PEN America joined forces with its membership of prominent writers and journalists alongside civic leaders, advocates, and lawmakers to underline the urgency of active defense of press freedom. Supporters of press freedom can find out more and take action at https://pen.org/free-press-2019
To mark World Press Freedom Day, a round-table discussion will consider the topic of Freedom of the Press in Azerbaijan, the Institute for Reporters’ Freedom and Safety reports.
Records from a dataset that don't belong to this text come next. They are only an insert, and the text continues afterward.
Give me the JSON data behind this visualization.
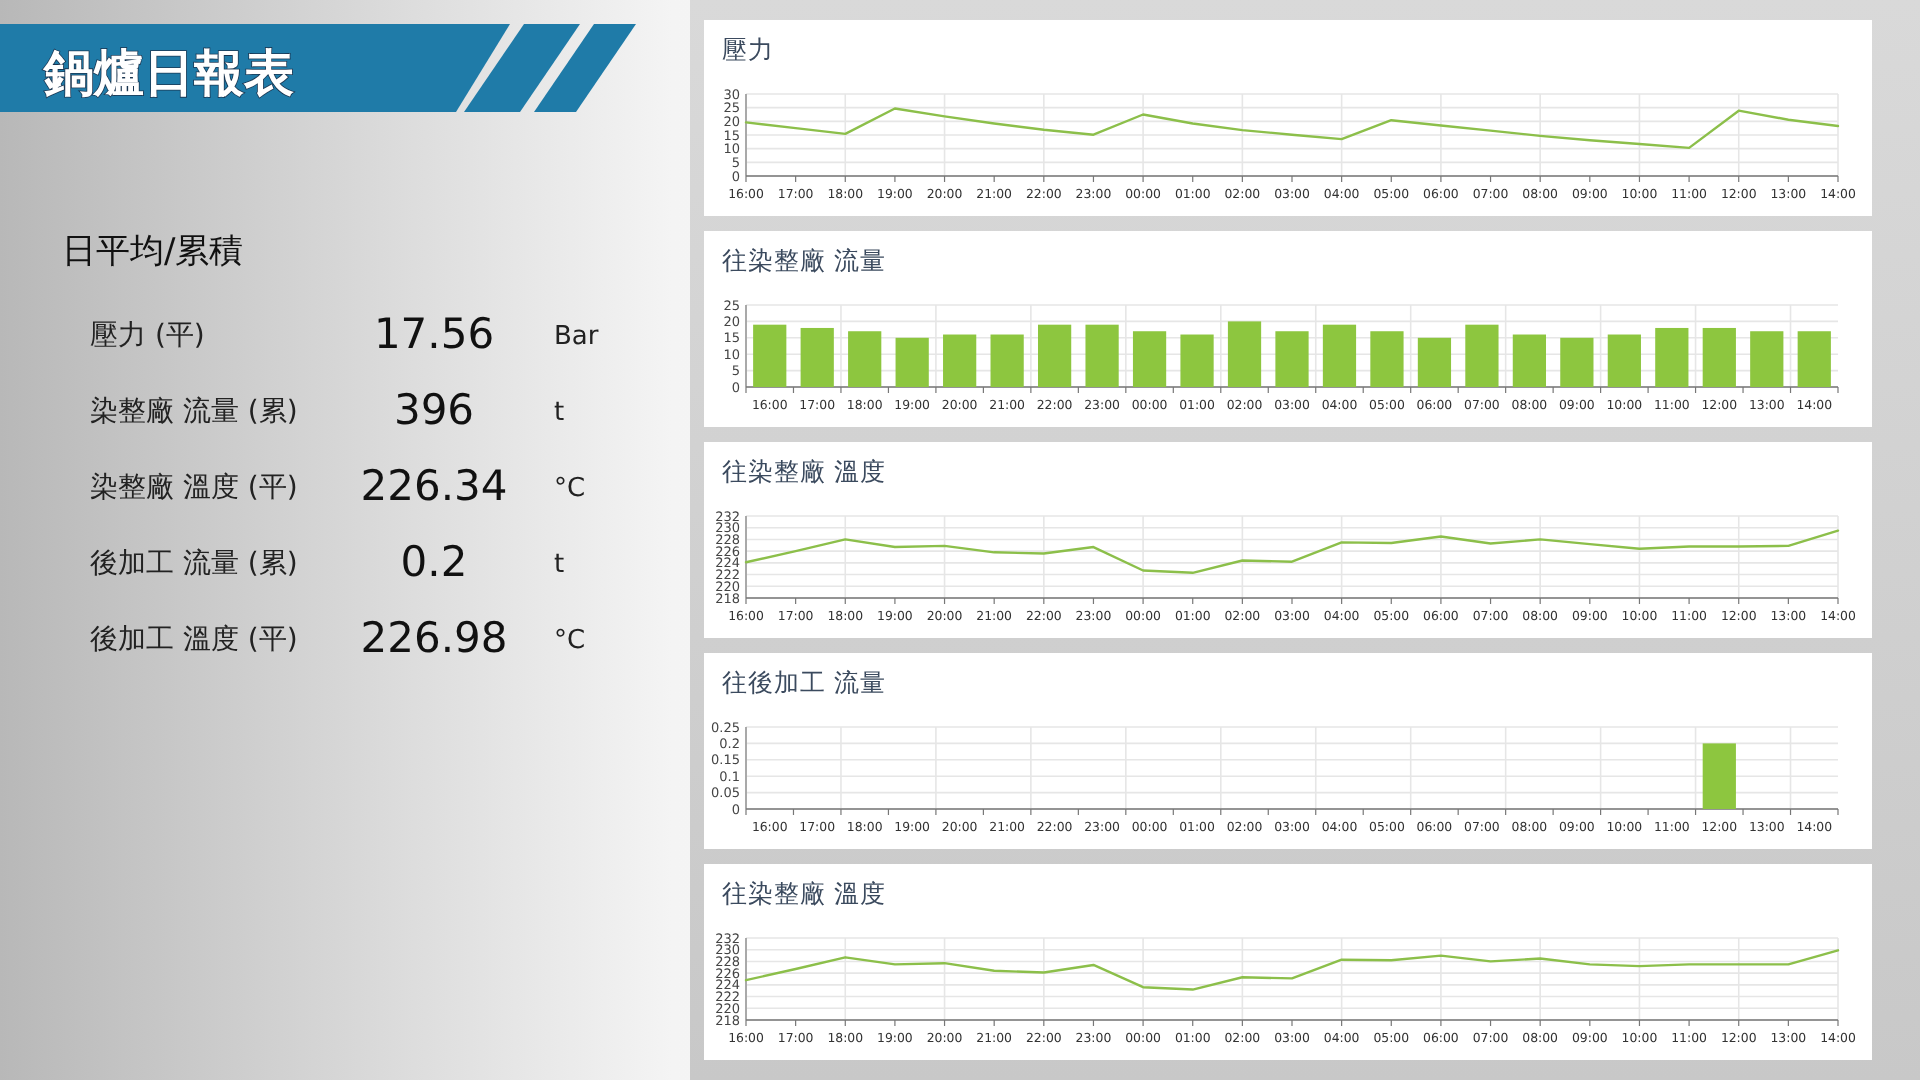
{
  "chart_data": [
    {
      "type": "other",
      "title": "鍋爐日報表",
      "subtitle": "日平均/累積",
      "categories": [
        "壓力 (平)",
        "染整廠 流量 (累)",
        "染整廠 溫度 (平)",
        "後加工 流量 (累)",
        "後加工 溫度 (平)"
      ],
      "values": [
        17.56,
        396,
        226.34,
        0.2,
        226.98
      ],
      "data_labels": true,
      "annotations": [
        "Bar",
        "t",
        "°C",
        "t",
        "°C"
      ]
    },
    {
      "type": "line",
      "title": "壓力",
      "categories": [
        "16:00",
        "17:00",
        "18:00",
        "19:00",
        "20:00",
        "21:00",
        "22:00",
        "23:00",
        "00:00",
        "01:00",
        "02:00",
        "03:00",
        "04:00",
        "05:00",
        "06:00",
        "07:00",
        "08:00",
        "09:00",
        "10:00",
        "11:00",
        "12:00",
        "13:00",
        "14:00"
      ],
      "color": "#8cbf4a",
      "values": [
        19.6,
        17.5,
        15.4,
        24.7,
        21.8,
        19.2,
        16.9,
        15.1,
        22.5,
        19.2,
        16.8,
        15.1,
        13.5,
        20.4,
        18.5,
        16.6,
        14.7,
        13.1,
        11.7,
        10.3,
        23.9,
        20.6,
        18.3
      ],
      "ylim": [
        0,
        30
      ],
      "yticks": [
        0,
        5,
        10,
        15,
        20,
        25,
        30
      ],
      "grid": true
    },
    {
      "type": "bar",
      "title": "往染整廠 流量",
      "categories": [
        "16:00",
        "17:00",
        "18:00",
        "19:00",
        "20:00",
        "21:00",
        "22:00",
        "23:00",
        "00:00",
        "01:00",
        "02:00",
        "03:00",
        "04:00",
        "05:00",
        "06:00",
        "07:00",
        "08:00",
        "09:00",
        "10:00",
        "11:00",
        "12:00",
        "13:00",
        "14:00"
      ],
      "color": "#8dc63f",
      "values": [
        19,
        18,
        17,
        15,
        16,
        16,
        19,
        19,
        17,
        16,
        20,
        17,
        19,
        17,
        15,
        19,
        16,
        15,
        16,
        18,
        18,
        17,
        17
      ],
      "ylim": [
        0,
        25
      ],
      "yticks": [
        0,
        5,
        10,
        15,
        20,
        25
      ],
      "grid": true
    },
    {
      "type": "line",
      "title": "往染整廠 溫度",
      "categories": [
        "16:00",
        "17:00",
        "18:00",
        "19:00",
        "20:00",
        "21:00",
        "22:00",
        "23:00",
        "00:00",
        "01:00",
        "02:00",
        "03:00",
        "04:00",
        "05:00",
        "06:00",
        "07:00",
        "08:00",
        "09:00",
        "10:00",
        "11:00",
        "12:00",
        "13:00",
        "14:00"
      ],
      "color": "#8cbf4a",
      "values": [
        224.1,
        226.0,
        228.0,
        226.7,
        226.9,
        225.8,
        225.6,
        226.7,
        222.7,
        222.3,
        224.4,
        224.2,
        227.5,
        227.4,
        228.5,
        227.3,
        228.0,
        227.2,
        226.4,
        226.8,
        226.8,
        226.9,
        229.5
      ],
      "ylim": [
        218,
        232
      ],
      "yticks": [
        218,
        220,
        222,
        224,
        226,
        228,
        230,
        232
      ],
      "grid": true
    },
    {
      "type": "bar",
      "title": "往後加工 流量",
      "categories": [
        "16:00",
        "17:00",
        "18:00",
        "19:00",
        "20:00",
        "21:00",
        "22:00",
        "23:00",
        "00:00",
        "01:00",
        "02:00",
        "03:00",
        "04:00",
        "05:00",
        "06:00",
        "07:00",
        "08:00",
        "09:00",
        "10:00",
        "11:00",
        "12:00",
        "13:00",
        "14:00"
      ],
      "color": "#8dc63f",
      "values": [
        0,
        0,
        0,
        0,
        0,
        0,
        0,
        0,
        0,
        0,
        0,
        0,
        0,
        0,
        0,
        0,
        0,
        0,
        0,
        0,
        0.2,
        0,
        0
      ],
      "ylim": [
        0,
        0.25
      ],
      "yticks": [
        0,
        0.05,
        0.1,
        0.15,
        0.2,
        0.25
      ],
      "grid": true
    },
    {
      "type": "line",
      "title": "往染整廠 溫度",
      "categories": [
        "16:00",
        "17:00",
        "18:00",
        "19:00",
        "20:00",
        "21:00",
        "22:00",
        "23:00",
        "00:00",
        "01:00",
        "02:00",
        "03:00",
        "04:00",
        "05:00",
        "06:00",
        "07:00",
        "08:00",
        "09:00",
        "10:00",
        "11:00",
        "12:00",
        "13:00",
        "14:00"
      ],
      "color": "#8cbf4a",
      "values": [
        224.8,
        226.7,
        228.7,
        227.5,
        227.7,
        226.4,
        226.1,
        227.4,
        223.6,
        223.2,
        225.3,
        225.1,
        228.3,
        228.2,
        229.0,
        228.0,
        228.5,
        227.5,
        227.2,
        227.5,
        227.5,
        227.5,
        229.9
      ],
      "ylim": [
        218,
        232
      ],
      "yticks": [
        218,
        220,
        222,
        224,
        226,
        228,
        230,
        232
      ],
      "grid": true
    }
  ]
}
The event will address issues such as: the security and the persecution of journalists, the problems with access to information, Internet censorship, defamation, the objectivity and independence of the media, the economic condition of the media, public broadcasting, journalistic ethics, the activity of the media during election periods and a number of other current problems of the Azerbaijani media space. Leading media experts and representatives of the journalistic community of Azerbaijan are expected to speak at the event.
The round-table discussion will be held Friday, May 3 from 11:00 to 13:00 at the Hilton Hotel (YAGUT hall), Azadliq 1B Avenue, Baku, Azerbaijan.